Что касается меня, то я в те времена относился к делу совершенно по-мальчишески. Мне все хотелось найти что-нибудь необыкновенное, никем не виданное. Я наивно полагал, что в этом – главная суть дела. Среди проявления растительной жизни меня привлекали такие курьезы, как движущиеся тычинки барбариса, взрывающиеся плодики «Не тронь меня»[4], пыльники орхидей, в виде грибочка прилипающие к хоботку насекомого, и т. п.; но подробнее вникнуть в такие явления меня не тянуло, а главное – я оставался равнодушным к тысячам менее эффектных, но иногда гораздо более интересных деталей, которые более вдумчивому наблюдателю открываются повсюду.
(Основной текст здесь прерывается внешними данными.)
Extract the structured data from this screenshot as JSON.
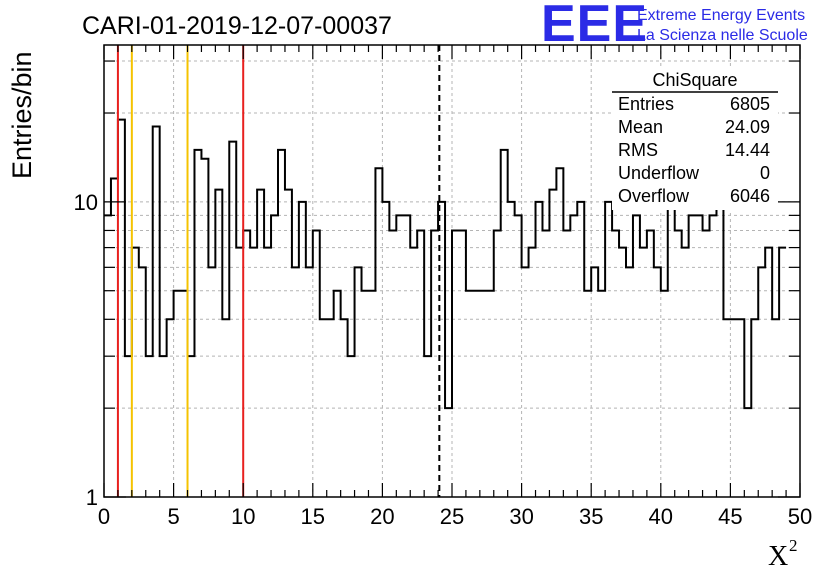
{
  "page": {
    "title": "CARI-01-2019-12-07-00037"
  },
  "logo": {
    "mark": "EEE",
    "line1": "Extreme Energy Events",
    "line2": "La Scienza nelle Scuole"
  },
  "chart_data": {
    "type": "histogram",
    "title": "CARI-01-2019-12-07-00037",
    "xlabel": "X",
    "xlabel_superscript": "2",
    "ylabel": "Entries/bin",
    "xlim": [
      0,
      50
    ],
    "ylim": [
      1,
      34
    ],
    "yscale": "log",
    "grid": true,
    "x_ticks": [
      "0",
      "5",
      "10",
      "15",
      "20",
      "25",
      "30",
      "35",
      "40",
      "45",
      "50"
    ],
    "x_tick_values": [
      0,
      5,
      10,
      15,
      20,
      25,
      30,
      35,
      40,
      45,
      50
    ],
    "y_ticks": [
      "1",
      "10"
    ],
    "y_tick_values": [
      1,
      10
    ],
    "bin_width": 0.5,
    "bin_start": 0,
    "values": [
      9,
      12,
      19,
      3,
      7,
      6,
      3,
      18,
      3,
      4,
      5,
      5,
      3,
      15,
      14,
      6,
      11,
      4,
      16,
      7,
      8,
      7,
      11,
      7,
      9,
      15,
      11,
      6,
      10,
      6,
      8,
      4,
      4,
      5,
      4,
      3,
      6,
      5,
      5,
      13,
      10,
      8,
      9,
      9,
      7,
      8,
      3,
      8,
      10,
      2,
      8,
      8,
      5,
      5,
      5,
      5,
      8,
      15,
      10,
      9,
      6,
      7,
      10,
      8,
      11,
      13,
      8,
      9,
      10,
      5,
      6,
      5,
      10,
      8,
      7,
      6,
      9,
      7,
      8,
      6,
      5,
      12,
      8,
      7,
      9,
      9,
      8,
      9,
      10,
      4,
      4,
      4,
      2,
      4,
      6,
      7,
      4,
      7
    ],
    "vertical_lines": [
      {
        "x": 1,
        "color": "#e8201e",
        "style": "solid"
      },
      {
        "x": 2,
        "color": "#f5c300",
        "style": "solid"
      },
      {
        "x": 6,
        "color": "#f5c300",
        "style": "solid"
      },
      {
        "x": 10,
        "color": "#e8201e",
        "style": "solid"
      },
      {
        "x": 24.09,
        "color": "#000000",
        "style": "dashed"
      }
    ],
    "stats_box": {
      "title": "ChiSquare",
      "rows": [
        {
          "label": "Entries",
          "value": "6805"
        },
        {
          "label": "Mean",
          "value": "24.09"
        },
        {
          "label": "RMS",
          "value": "14.44"
        },
        {
          "label": "Underflow",
          "value": "0"
        },
        {
          "label": "Overflow",
          "value": "6046"
        }
      ]
    }
  }
}
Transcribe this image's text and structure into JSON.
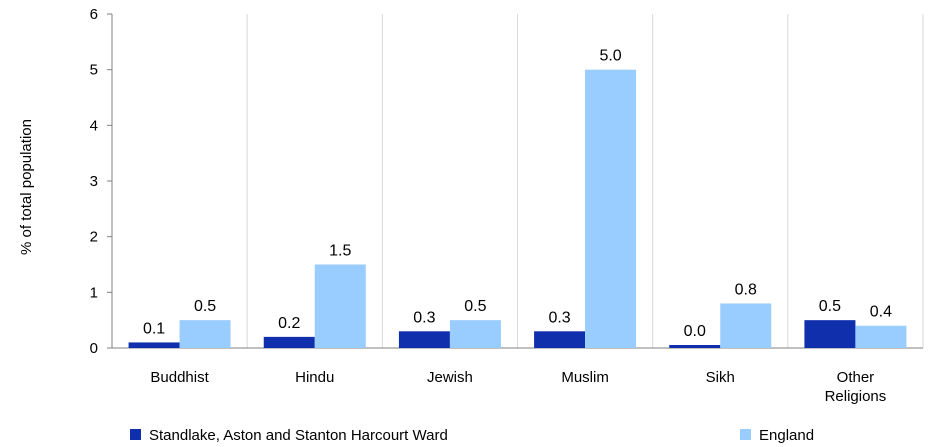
{
  "chart_data": {
    "type": "bar",
    "title": "",
    "xlabel": "",
    "ylabel": "% of total population",
    "ylim": [
      0,
      6
    ],
    "yticks": [
      0,
      1,
      2,
      3,
      4,
      5,
      6
    ],
    "grid": "vertical separators between categories",
    "legend_position": "bottom",
    "categories": [
      [
        "Buddhist"
      ],
      [
        "Hindu"
      ],
      [
        "Jewish"
      ],
      [
        "Muslim"
      ],
      [
        "Sikh"
      ],
      [
        "Other",
        "Religions"
      ]
    ],
    "series": [
      {
        "name": "Standlake, Aston and Stanton Harcourt Ward",
        "color": "#0f2fad",
        "values": [
          0.1,
          0.2,
          0.3,
          0.3,
          0.0,
          0.5
        ],
        "labels": [
          "0.1",
          "0.2",
          "0.3",
          "0.3",
          "0.0",
          "0.5"
        ]
      },
      {
        "name": "England",
        "color": "#99ccff",
        "values": [
          0.5,
          1.5,
          0.5,
          5.0,
          0.8,
          0.4
        ],
        "labels": [
          "0.5",
          "1.5",
          "0.5",
          "5.0",
          "0.8",
          "0.4"
        ]
      }
    ]
  }
}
Еще мальчишкой я мог назвать более сотни различных растений их научными, латинскими именами; но сколько-нибудь толкового представления о системе растений у меня совсем не было. Помню, мне было уже лет 15, когда отец поручил мне разложить один гербарий, хоть приблизительно, по семействам. Что у меня получилось!.. Нечего уже говорить, что чистотел (Chelidonium majus) попал у меня в Крестоцветные, а дымянка (Fumaria officinalis) очутилась близ Губоцветных; я не усомнился белую водяную лилию (Nymphaea alba) занести в семейство Лилейных. Лишь позднее я стал понимать, что узнать латинское название еще не значит определить растение, что суть дела не в названии, а в выяснении степеней родства данного растения с другими.
Из меня так и не вышло ботаника, но привитый с детства интерес сохранился и поддерживался частыми соприкосновениями с многочисленными деятелями ботанической науки.